Mittelalterliche Gerichtsstätte

Tho Solling B1

Tho Solling 2

´´Tho Sollinck``

Im 13. Jahrhundert besass die Heidener Freigrafschaft 15 Freistühle oder Dingstätten. Die im Gebiet des ´´Bramgau`` lagen. Also im Westlichen Münsterland und im Östlichen Holländischen Achterhoek. Ihre Aufgabe bestand in der Ahndung schwerer Strafbarer Handlungen wie Totschlag und Diebstahl. Ihm waren alle Stände , Hochadel, Adel, Freie und Hörige unter - worfen.

Zunächst leiteten die Herren von Heiden selbst das Grafengericht. Mitte des 13. Jahrhunderts leistete der erste Freie Bauer Rotterdinck den Schöffeneid vor dem Blanken Schwert und dem Weidenstrang, und 1363 Stand der erste Heidener Freigraf, Der Freie Bauer Herm Wyking an der Spitze des Freigerichts.

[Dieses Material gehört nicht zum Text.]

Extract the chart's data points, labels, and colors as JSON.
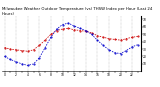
{
  "title": "Milwaukee Weather Outdoor Temperature (vs) THSW Index per Hour (Last 24 Hours)",
  "hours": [
    0,
    1,
    2,
    3,
    4,
    5,
    6,
    7,
    8,
    9,
    10,
    11,
    12,
    13,
    14,
    15,
    16,
    17,
    18,
    19,
    20,
    21,
    22,
    23
  ],
  "temp": [
    32,
    30,
    29,
    28,
    27,
    29,
    35,
    42,
    50,
    55,
    57,
    58,
    56,
    55,
    54,
    52,
    48,
    46,
    44,
    43,
    42,
    44,
    46,
    47
  ],
  "thsw": [
    20,
    16,
    13,
    10,
    8,
    10,
    18,
    32,
    46,
    57,
    63,
    65,
    61,
    58,
    55,
    50,
    42,
    35,
    29,
    25,
    24,
    28,
    33,
    36
  ],
  "temp_color": "#cc0000",
  "thsw_color": "#0000cc",
  "background": "#ffffff",
  "ylim_min": 0,
  "ylim_max": 75,
  "yticks": [
    10,
    20,
    30,
    40,
    50,
    60,
    70
  ],
  "grid_color": "#888888",
  "title_fontsize": 2.8,
  "tick_fontsize": 2.2,
  "line_width": 0.55,
  "marker_size": 1.0
}
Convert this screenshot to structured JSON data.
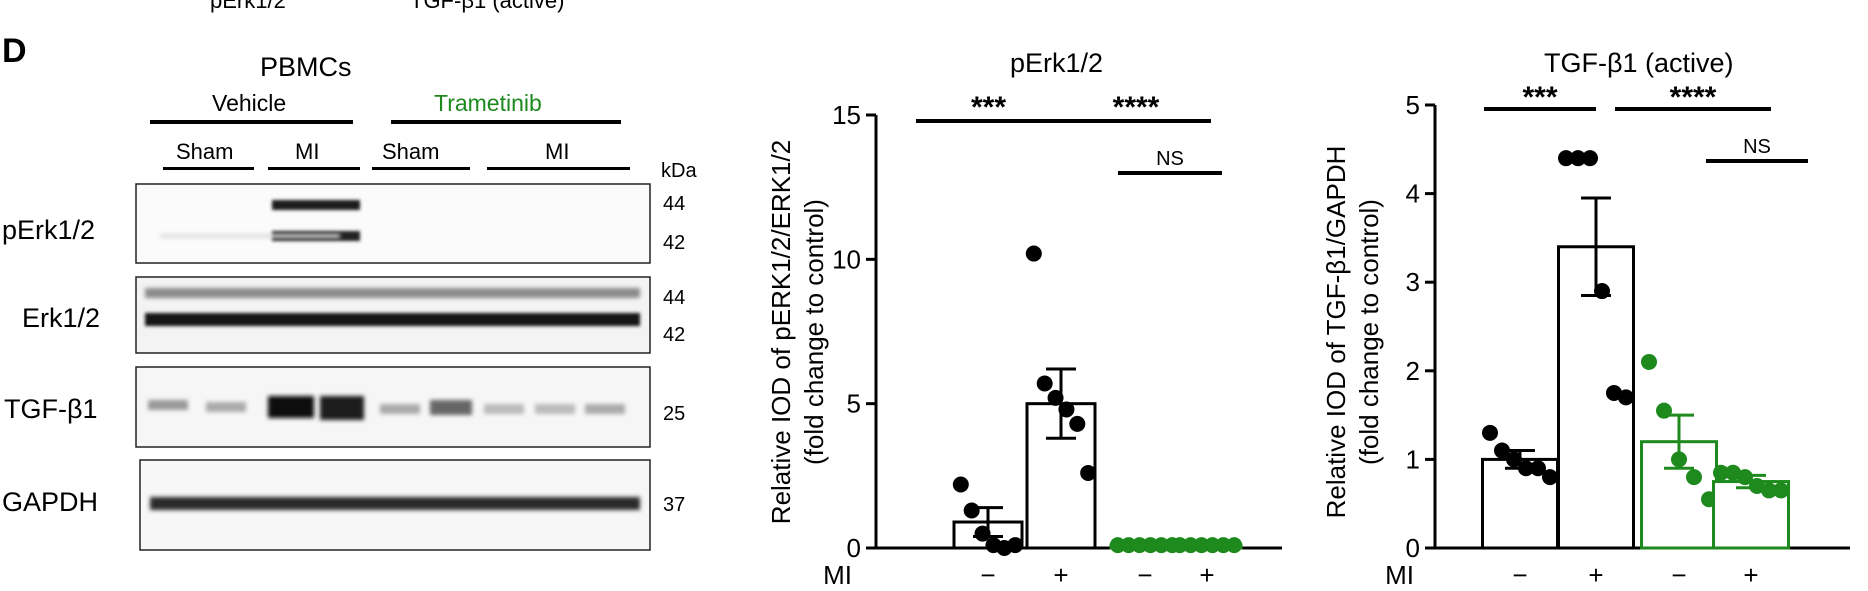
{
  "top_cut": {
    "left": "pErk1/2",
    "right": "TGF-β1 (active)"
  },
  "panel_label": "D",
  "blot": {
    "cell_type": "PBMCs",
    "group_vehicle": "Vehicle",
    "group_trametinib": "Trametinib",
    "sham_1": "Sham",
    "mi_1": "MI",
    "sham_2": "Sham",
    "mi_2": "MI",
    "kda_label": "kDa",
    "rows": [
      {
        "label": "pErk1/2",
        "mw": [
          "44",
          "42"
        ]
      },
      {
        "label": "Erk1/2",
        "mw": [
          "44",
          "42"
        ]
      },
      {
        "label": "TGF-β1",
        "mw": [
          "25"
        ]
      },
      {
        "label": "GAPDH",
        "mw": [
          "37"
        ]
      }
    ]
  },
  "colors": {
    "black": "#000000",
    "green": "#1e8a1e"
  },
  "chart_data": [
    {
      "type": "bar",
      "title": "pErk1/2",
      "ylabel": "Relative IOD of pERK1/2/ERK1/2 (fold change to control)",
      "ylabel_lines": [
        "Relative IOD of pERK1/2/ERK1/2",
        "(fold change to control)"
      ],
      "ylim": [
        0,
        15
      ],
      "yticks": [
        "0",
        "5",
        "10",
        "15"
      ],
      "mi_row_label": "MI",
      "categories": [
        "−",
        "+",
        "−",
        "+"
      ],
      "bar_colors": [
        "black",
        "black",
        "green",
        "green"
      ],
      "values": [
        0.9,
        5.0,
        0.1,
        0.1
      ],
      "sem": [
        0.5,
        1.2,
        0.05,
        0.05
      ],
      "points": [
        [
          2.2,
          1.3,
          0.5,
          0.1,
          0.0,
          0.1
        ],
        [
          10.2,
          5.7,
          5.2,
          4.8,
          4.3,
          2.6
        ],
        [
          0.1,
          0.1,
          0.1,
          0.1,
          0.1,
          0.1
        ],
        [
          0.1,
          0.1,
          0.1,
          0.1,
          0.1,
          0.1
        ]
      ],
      "significance": [
        {
          "label": "***"
        },
        {
          "label": "****"
        },
        {
          "label": "NS"
        }
      ]
    },
    {
      "type": "bar",
      "title": "TGF-β1 (active)",
      "ylabel": "Relative IOD of TGF-β1/GAPDH (fold change to control)",
      "ylabel_lines": [
        "Relative IOD of TGF-β1/GAPDH",
        "(fold change to control)"
      ],
      "ylim": [
        0,
        5
      ],
      "yticks": [
        "0",
        "1",
        "2",
        "3",
        "4",
        "5"
      ],
      "mi_row_label": "MI",
      "categories": [
        "−",
        "+",
        "−",
        "+"
      ],
      "bar_colors": [
        "black",
        "black",
        "green",
        "green"
      ],
      "values": [
        1.0,
        3.4,
        1.2,
        0.75
      ],
      "sem": [
        0.1,
        0.55,
        0.3,
        0.07
      ],
      "points": [
        [
          1.3,
          1.1,
          1.0,
          0.9,
          0.9,
          0.8
        ],
        [
          4.4,
          4.4,
          4.4,
          2.9,
          1.75,
          1.7
        ],
        [
          2.1,
          1.55,
          1.0,
          0.8,
          0.55
        ],
        [
          0.85,
          0.85,
          0.8,
          0.7,
          0.65,
          0.65
        ]
      ],
      "significance": [
        {
          "label": "***"
        },
        {
          "label": "****"
        },
        {
          "label": "NS"
        }
      ]
    }
  ]
}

NUR UNBSCHOLTENE, FREIGEBORENE MÄNNER KONNTEN FREISCHÖFFEN ODER WISSENDE SEIN. SIE ERKANNTEN SICH AN HEIMLICHEN LOSUNGSWORTEN UND ZEICHEN. SIE DURFTEN KEINE MITTEILUNGEN AUS DEM GEHEIMEN SITZUNGEN MACHEN: DEM VERRÄTER SOLLTEN ´´ DIE ZUNGE HINTEN AUS DEM NACKEN GEWUNDEN WERDEN ``. DER FREIGRAF WURDE VON DEN HERREN VON HEIDEN ERNANNT UND MUSSTE VOM KÖNIG BESTÄTIGT WERDEN: DIESER VERLIEH DEN ´´ KÖNIGSBANN ``. DIE RICHTERLICHE GEWALT. IM NAMEN DES KÖNIGS RECHT ZU SPRECHEN. FRAUEN KONNTEN NICHT FREISCHÖFFEN WERDEN.

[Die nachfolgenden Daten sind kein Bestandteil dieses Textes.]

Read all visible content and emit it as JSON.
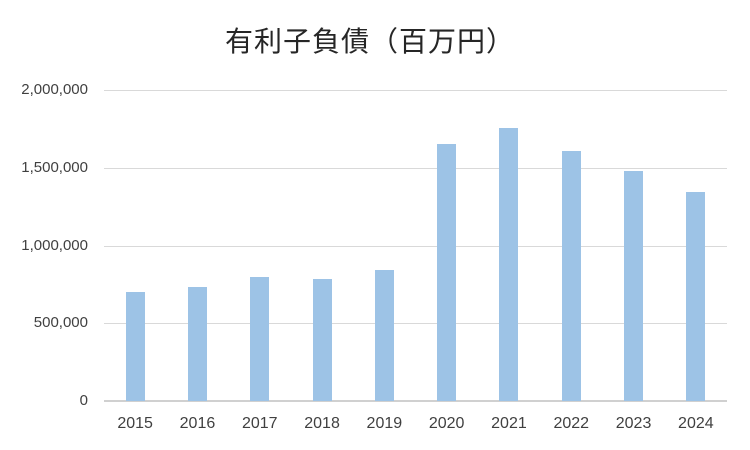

Dieser Freistuhl am Hofe Sühling ( THO SÖLLINCK ) hies in früherer Zeit ´´KAISERLICHER VREYENSTUHL UP DEN STEEN AN DEM HILLIGEN STOIL THO SOELLINCK ``. Neben den Freigrafen mussten mindestens 7 Freischöffen, die auch Freibankbauern hiessen, als Urteilsfinder, Richter oder Henker mitwirken. Wurde ein Verbrecher jedoch bei frischer Tat ergriffen, also bei ´´ Hand - haften Verbrechen``. Durften schon 3 Freischöffen das Urteil vollstrecken, indem sie ihn mit dem Wiedenstrang am nächsten Baum Aufknüpften.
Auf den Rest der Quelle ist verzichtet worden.